Hospital consultants to sue State over millions in unpaid salary increases

A "significant" number of hospital consultants are set to sue the State over millions of euro in unpaid salary rises they claim are owed to them since 2008.

The Irish Hospital Consultants’ Association confirmed the situation — which could cost the taxpayers tens of millions of euro — at its AGM in Cork City at the weekend.

Speaking to the Irish Examiner last night, the union’s assistant secretary general, Martin Varley, confirmed a “significant” number of senior doctors have already filed legal papers with the High Court against the State.

While he would provide no details on the number of individuals involved, when the cases were filed or the “varying” amount of money owed, he said the row relates to an on-going dispute over the 2008 consultant contract.

Under the agreement, doctors working at that time were due to receive pay rises — bringing their then salaries up to between €175,000 and €240,000 — for taking up extra hours and weekend work in the public sector.

However, when the economic crisis hit, large sections of the funding was held back by the Department of Health as other areas had to be prioritised.

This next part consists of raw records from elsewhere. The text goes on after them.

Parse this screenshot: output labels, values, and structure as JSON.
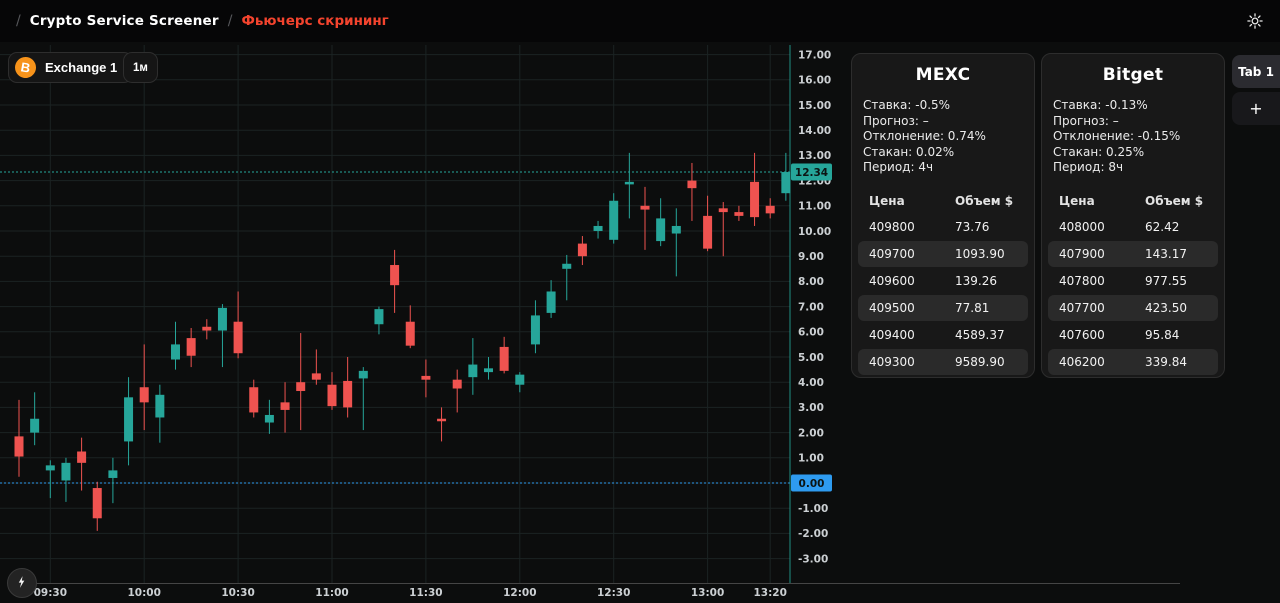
{
  "colors": {
    "accent": "#f4442e",
    "up": "#26a69a",
    "down": "#ef5350",
    "zero_line": "#2e9bf0",
    "grid": "#1b2323"
  },
  "breadcrumb": {
    "sep": "/",
    "items": [
      {
        "label": "Crypto Service Screener"
      },
      {
        "label": "Фьючерс скрининг"
      }
    ]
  },
  "topbar": {
    "theme_icon": "sun-icon"
  },
  "toolbar": {
    "exchange_label": "Exchange 1",
    "timeframe_label": "1м",
    "bitcoin_icon_letter": "B"
  },
  "tabs": {
    "active_label": "Tab 1",
    "add_label": "+"
  },
  "chart_data": {
    "type": "candlestick",
    "ylim": [
      -3.6,
      17.4
    ],
    "grid": true,
    "y_ticks": [
      17,
      16,
      15,
      14,
      13,
      12,
      11,
      10,
      9,
      8,
      7,
      6,
      5,
      4,
      3,
      2,
      1,
      0,
      -1,
      -2,
      -3
    ],
    "x_ticks": [
      {
        "label": "09:30",
        "i": 2
      },
      {
        "label": "10:00",
        "i": 8
      },
      {
        "label": "10:30",
        "i": 14
      },
      {
        "label": "11:00",
        "i": 20
      },
      {
        "label": "11:30",
        "i": 26
      },
      {
        "label": "12:00",
        "i": 32
      },
      {
        "label": "12:30",
        "i": 38
      },
      {
        "label": "13:00",
        "i": 44
      },
      {
        "label": "13:20",
        "i": 48
      }
    ],
    "current_price": {
      "value": 12.34,
      "label": "12.34"
    },
    "zero_line": {
      "value": 0,
      "label": "0.00"
    },
    "colors": {
      "up": "#26a69a",
      "down": "#ef5350",
      "grid": "#1b2323",
      "zero": "#2e9bf0",
      "price": "#26a69a"
    },
    "candles": [
      [
        1.85,
        3.3,
        0.25,
        1.05
      ],
      [
        2.0,
        3.6,
        1.5,
        2.55
      ],
      [
        0.5,
        0.9,
        -0.6,
        0.7
      ],
      [
        0.1,
        1.0,
        -0.75,
        0.8
      ],
      [
        1.25,
        1.8,
        -0.3,
        0.8
      ],
      [
        -0.2,
        0.05,
        -1.9,
        -1.4
      ],
      [
        0.2,
        1.0,
        -0.8,
        0.5
      ],
      [
        1.65,
        4.2,
        0.7,
        3.4
      ],
      [
        3.8,
        5.5,
        2.1,
        3.2
      ],
      [
        2.6,
        3.9,
        1.6,
        3.5
      ],
      [
        4.9,
        6.4,
        4.5,
        5.5
      ],
      [
        5.75,
        6.15,
        4.6,
        5.05
      ],
      [
        6.2,
        6.5,
        5.7,
        6.05
      ],
      [
        6.05,
        7.1,
        4.6,
        6.95
      ],
      [
        6.4,
        7.6,
        4.95,
        5.15
      ],
      [
        3.8,
        4.1,
        2.6,
        2.8
      ],
      [
        2.4,
        3.3,
        1.95,
        2.7
      ],
      [
        3.2,
        4.0,
        2.0,
        2.9
      ],
      [
        4.0,
        5.95,
        2.1,
        3.65
      ],
      [
        4.35,
        5.3,
        3.9,
        4.1
      ],
      [
        3.9,
        4.4,
        2.9,
        3.05
      ],
      [
        4.05,
        5.0,
        2.6,
        3.0
      ],
      [
        4.15,
        4.6,
        2.1,
        4.45
      ],
      [
        6.3,
        7.0,
        5.9,
        6.9
      ],
      [
        8.65,
        9.25,
        6.75,
        7.85
      ],
      [
        6.4,
        7.05,
        5.35,
        5.45
      ],
      [
        4.25,
        4.9,
        3.4,
        4.1
      ],
      [
        2.55,
        3.0,
        1.65,
        2.45
      ],
      [
        4.1,
        4.5,
        2.8,
        3.75
      ],
      [
        4.2,
        5.75,
        3.5,
        4.7
      ],
      [
        4.4,
        5.0,
        4.1,
        4.55
      ],
      [
        5.4,
        5.8,
        4.35,
        4.45
      ],
      [
        3.9,
        4.4,
        3.6,
        4.3
      ],
      [
        5.5,
        7.25,
        5.15,
        6.65
      ],
      [
        6.75,
        8.05,
        6.55,
        7.6
      ],
      [
        8.5,
        9.05,
        7.25,
        8.7
      ],
      [
        9.5,
        9.8,
        8.65,
        9.0
      ],
      [
        10.0,
        10.4,
        9.7,
        10.2
      ],
      [
        9.65,
        11.5,
        9.5,
        11.2
      ],
      [
        11.85,
        13.1,
        10.5,
        11.95
      ],
      [
        11.0,
        11.75,
        9.25,
        10.85
      ],
      [
        9.6,
        11.3,
        9.4,
        10.5
      ],
      [
        9.9,
        10.9,
        8.2,
        10.2
      ],
      [
        12.0,
        12.7,
        10.4,
        11.7
      ],
      [
        10.6,
        11.4,
        9.2,
        9.3
      ],
      [
        10.9,
        11.15,
        9.0,
        10.75
      ],
      [
        10.75,
        11.0,
        10.4,
        10.6
      ],
      [
        11.95,
        13.1,
        10.2,
        10.55
      ],
      [
        11.0,
        11.3,
        10.5,
        10.7
      ],
      [
        11.5,
        13.1,
        11.2,
        12.34
      ]
    ]
  },
  "exchanges": [
    {
      "title": "MEXC",
      "stats": [
        {
          "label": "Ставка",
          "value": "-0.5%"
        },
        {
          "label": "Прогноз",
          "value": "–"
        },
        {
          "label": "Отклонение",
          "value": "0.74%"
        },
        {
          "label": "Стакан",
          "value": "0.02%"
        },
        {
          "label": "Период",
          "value": "4ч"
        }
      ],
      "table": {
        "headers": [
          "Цена",
          "Объем $"
        ],
        "rows": [
          [
            "409800",
            "73.76"
          ],
          [
            "409700",
            "1093.90"
          ],
          [
            "409600",
            "139.26"
          ],
          [
            "409500",
            "77.81"
          ],
          [
            "409400",
            "4589.37"
          ],
          [
            "409300",
            "9589.90"
          ]
        ]
      }
    },
    {
      "title": "Bitget",
      "stats": [
        {
          "label": "Ставка",
          "value": "-0.13%"
        },
        {
          "label": "Прогноз",
          "value": "–"
        },
        {
          "label": "Отклонение",
          "value": "-0.15%"
        },
        {
          "label": "Стакан",
          "value": "0.25%"
        },
        {
          "label": "Период",
          "value": "8ч"
        }
      ],
      "table": {
        "headers": [
          "Цена",
          "Объем $"
        ],
        "rows": [
          [
            "408000",
            "62.42"
          ],
          [
            "407900",
            "143.17"
          ],
          [
            "407800",
            "977.55"
          ],
          [
            "407700",
            "423.50"
          ],
          [
            "407600",
            "95.84"
          ],
          [
            "406200",
            "339.84"
          ]
        ]
      }
    }
  ]
}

Two IHCA members took Labour Relations Commission cases against the department in 2009 over the issue, insisting the State had failed to honour the agreement.

And with the issue yet to be fully resolved, Mr Varley said a “significant” number of the senior doctors are now taking High Court legal action.

The issue is unrelated to the 2012 decision by then health minister Dr James Reilly to cut new consultants’ salaries by 30%, a move the IHCA claimed his replacement Leo Varadkar described as a “mistake” and is seeking to have reversed.

Speaking at the IHCA conference, union president Dr Gerard Crotty said the return of the 30% sum is needed to help stop the “brain drain” of medics leaving Ireland.

He added that public hospitals and mental health services are at the “brink of collapse” after seven years of repeated cutbacks, and used international studies to support suggestions patients are almost 30% more likely to die if they spend lengthy times waiting for help on trolleys.

During the meeting, Jim Breslin, the new secretary general at the Department of Health, stressed the service needs a “realistic” budget.